I want to use a transistor as a switch to drive an LED, as in the attached circuit diagram. I have used various ways of calculating this, some which work, but I'd like to know the correct method to approach this calculation.

Thanks

 

[ericgibbs]

hi,
The way that you have shown is an inefficient way to drive most loads, including an LED.
Try if possible to place the load/LED in the collector circuit of the transistor.
You MUST have some form of current limiting of the current thru the LED, else it could burn out.

I have attached a circuit showing one option when using a transistor to drive an LED.
Again its inefficient, as the LED requires only the series resistor, no transistor or bias resistor is required.

 

[w1zard]

Thank you for the reply. I should have mentioned this is a simplification of the circuit - the base of the transistor is actually being driven by a 5V logic high or low, rather than being strapped to the positive permanently, hence the transistor in the circuit.

Can you clarify a couple of points for me?

Why is it preferred to put the LED/resistor on the collector?
What calculations need to be done done to calculate the resistor at the base?

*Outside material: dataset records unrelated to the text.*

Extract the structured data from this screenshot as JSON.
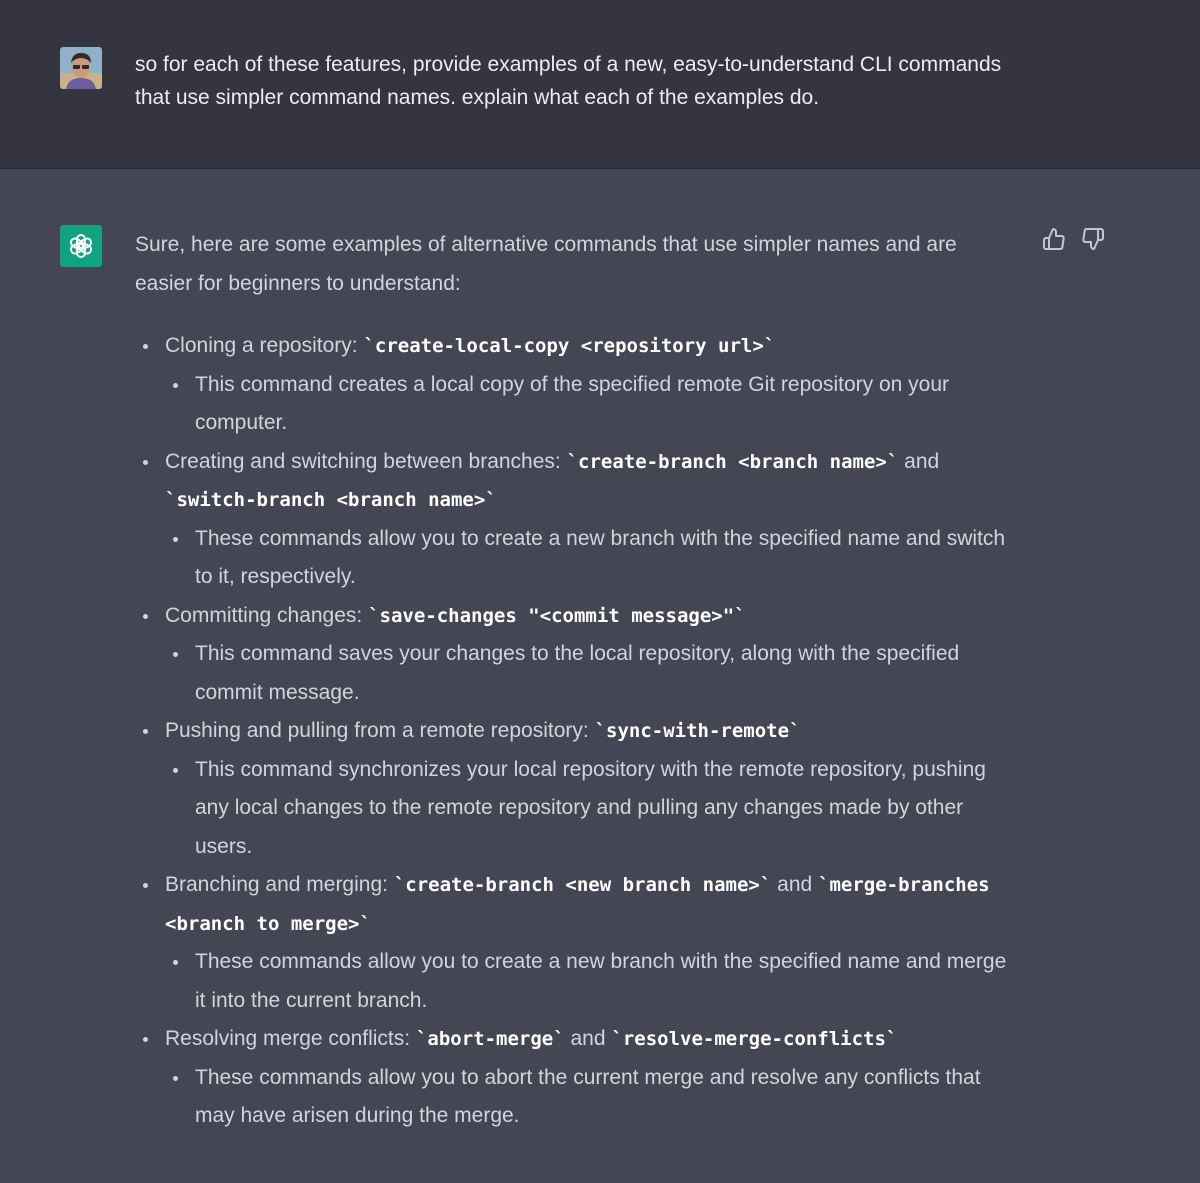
{
  "user_message": {
    "text": "so for each of these features, provide examples of a new, easy-to-understand CLI commands that use simpler command names. explain what each of the examples do."
  },
  "assistant_message": {
    "intro": "Sure, here are some examples of alternative commands that use simpler names and are easier for beginners to understand:",
    "items": [
      {
        "label": "Cloning a repository: ",
        "code1": "`create-local-copy <repository url>`",
        "joiner": "",
        "code2": "",
        "description": "This command creates a local copy of the specified remote Git repository on your computer."
      },
      {
        "label": "Creating and switching between branches: ",
        "code1": "`create-branch <branch name>`",
        "joiner": " and ",
        "code2": "`switch-branch <branch name>`",
        "description": "These commands allow you to create a new branch with the specified name and switch to it, respectively."
      },
      {
        "label": "Committing changes: ",
        "code1": "`save-changes \"<commit message>\"`",
        "joiner": "",
        "code2": "",
        "description": "This command saves your changes to the local repository, along with the specified commit message."
      },
      {
        "label": "Pushing and pulling from a remote repository: ",
        "code1": "`sync-with-remote`",
        "joiner": "",
        "code2": "",
        "description": "This command synchronizes your local repository with the remote repository, pushing any local changes to the remote repository and pulling any changes made by other users."
      },
      {
        "label": "Branching and merging: ",
        "code1": "`create-branch <new branch name>`",
        "joiner": " and ",
        "code2": "`merge-branches <branch to merge>`",
        "description": "These commands allow you to create a new branch with the specified name and merge it into the current branch."
      },
      {
        "label": "Resolving merge conflicts: ",
        "code1": "`abort-merge`",
        "joiner": " and ",
        "code2": "`resolve-merge-conflicts`",
        "description": "These commands allow you to abort the current merge and resolve any conflicts that may have arisen during the merge."
      }
    ]
  },
  "icons": {
    "user_avatar": "user-avatar-photo",
    "bot_avatar": "openai-logo-icon",
    "thumbs_up": "thumbs-up-icon",
    "thumbs_down": "thumbs-down-icon"
  },
  "colors": {
    "user_bg": "#343541",
    "assistant_bg": "#444654",
    "bot_avatar_bg": "#10a37f",
    "text": "#d1d5db"
  }
}
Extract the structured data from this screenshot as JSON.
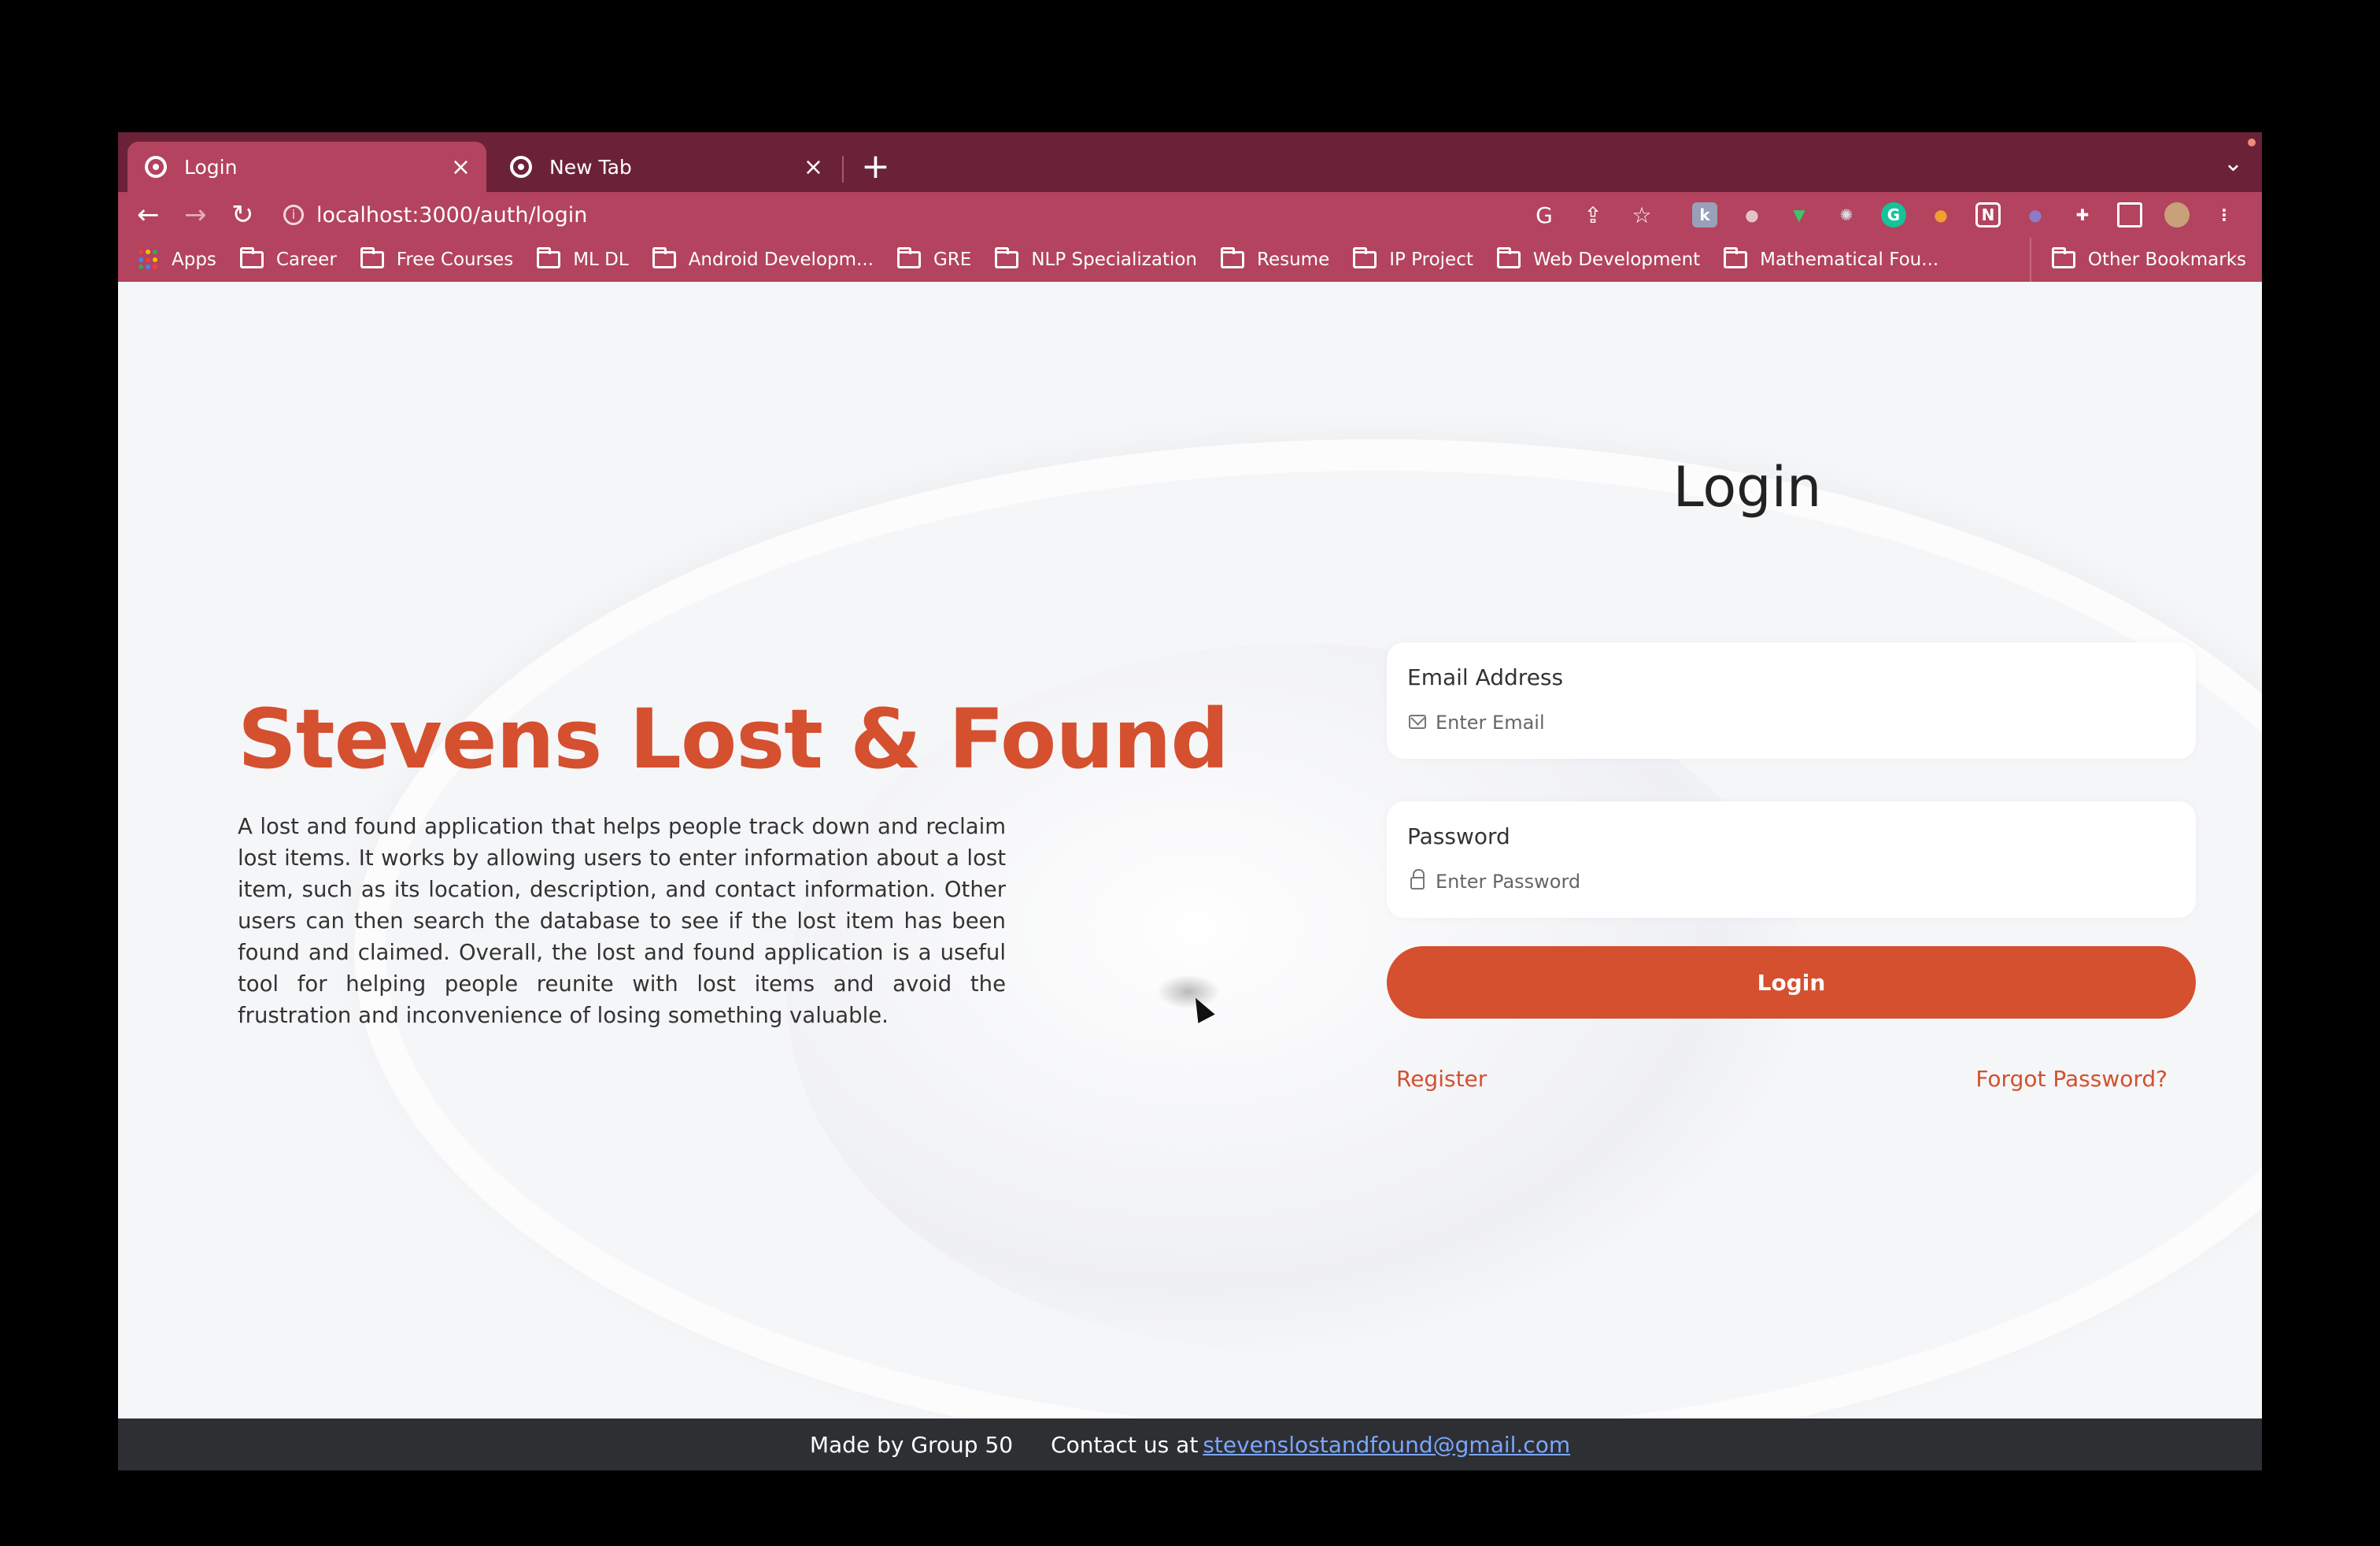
{
  "browser": {
    "tabs": [
      {
        "label": "Login",
        "active": true
      },
      {
        "label": "New Tab",
        "active": false
      }
    ],
    "new_tab_symbol": "+",
    "close_symbol": "×",
    "url": "localhost:3000/auth/login",
    "bookmarks": [
      {
        "label": "Apps",
        "icon": "apps-grid-icon"
      },
      {
        "label": "Career",
        "icon": "folder-icon"
      },
      {
        "label": "Free Courses",
        "icon": "folder-icon"
      },
      {
        "label": "ML DL",
        "icon": "folder-icon"
      },
      {
        "label": "Android Developm...",
        "icon": "folder-icon"
      },
      {
        "label": "GRE",
        "icon": "folder-icon"
      },
      {
        "label": "NLP Specialization",
        "icon": "folder-icon"
      },
      {
        "label": "Resume",
        "icon": "folder-icon"
      },
      {
        "label": "IP Project",
        "icon": "folder-icon"
      },
      {
        "label": "Web Development",
        "icon": "folder-icon"
      },
      {
        "label": "Mathematical Fou...",
        "icon": "folder-icon"
      }
    ],
    "other_bookmarks": "Other Bookmarks",
    "colors": {
      "tab_strip": "#6b2238",
      "toolbar": "#b3435e"
    }
  },
  "hero": {
    "title": "Stevens Lost & Found",
    "description": "A lost and found application that helps people track down and reclaim lost items. It works by allowing users to enter information about a lost item, such as its location, description, and contact information. Other users can then search the database to see if the lost item has been found and claimed. Overall, the lost and found application is a useful tool for helping people reunite with lost items and avoid the frustration and inconvenience of losing something valuable."
  },
  "login": {
    "title": "Login",
    "email": {
      "label": "Email Address",
      "placeholder": "Enter Email",
      "value": ""
    },
    "password": {
      "label": "Password",
      "placeholder": "Enter Password",
      "value": ""
    },
    "submit_label": "Login",
    "register_label": "Register",
    "forgot_label": "Forgot Password?"
  },
  "footer": {
    "made_by": "Made by Group 50",
    "contact_prefix": "Contact us at",
    "contact_email": "stevenslostandfound@gmail.com"
  },
  "theme": {
    "accent": "#d4502f",
    "footer_bg": "#2d2f33",
    "link": "#7aa6ff"
  }
}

It what circumstances can it be excluded?
Why is the Hfe assumed to be 10 or 20 - the datasheet gives a higher value than this?

Thanks

 

[ericgibbs]

Thank you for the reply. I should have mentioned this is a simplification of the circuit - the base of the transistor is actually being driven by a 5V logic high or low, rather than being strapped to the positive permanently, hence the transistor in the circuit.

Can you clarify a couple of points for me?

Why is it preferred to put the LED/resistor on the collector?
What calculations need to be done done to calculate the resistor at the base? It what circumstances can it be excluded?
Why is the Hfe assumed to be 10 or 20 - the datasheet gives a higher value than this?

Thanks

Hi,
Point #1. When the LED is in the emitter circuit its almost impossible to drive the transistor into saturation [ which ideally you want to do in a switch].
Note your point about the logic drive to the base, always have a series resistor when in common emitter mode.

Point #2, The higher Hfe's shown in the d/s is for the transistor operating in a linear configuration. ie : as a linear amplifier,,, when used as a switch and its in Vce saturation the gain is quite low.

OK.

EDIT:
Added your circuit, to show the losses.
Almost 0.8V across the transistor, so reduced LED current.

 

[w1zard]

Thanks for all the information! Out of interest, what software are you using to draw the circuit diagrams?

 

[ericgibbs]

Thanks for all the information! Out of interest, what software are you using to draw the circuit diagrams?

I use LTspice, its a free download.
Its main purpose is as a simulator of electronics circuits.

There is a Yahoo LTspice user group online which has lots of examples and libraries.

 

[w1zard]

Thanks - I'll check it out

 

[audioguru]

When the transistor is an emitter-follower with the same supply voltage as the source signal then the base resistor is not needed.
The input is a logic high voltage (not +5V from a power supply) that might be as low as 2.4V if it is from an old TTL IC. Then the LED will not light.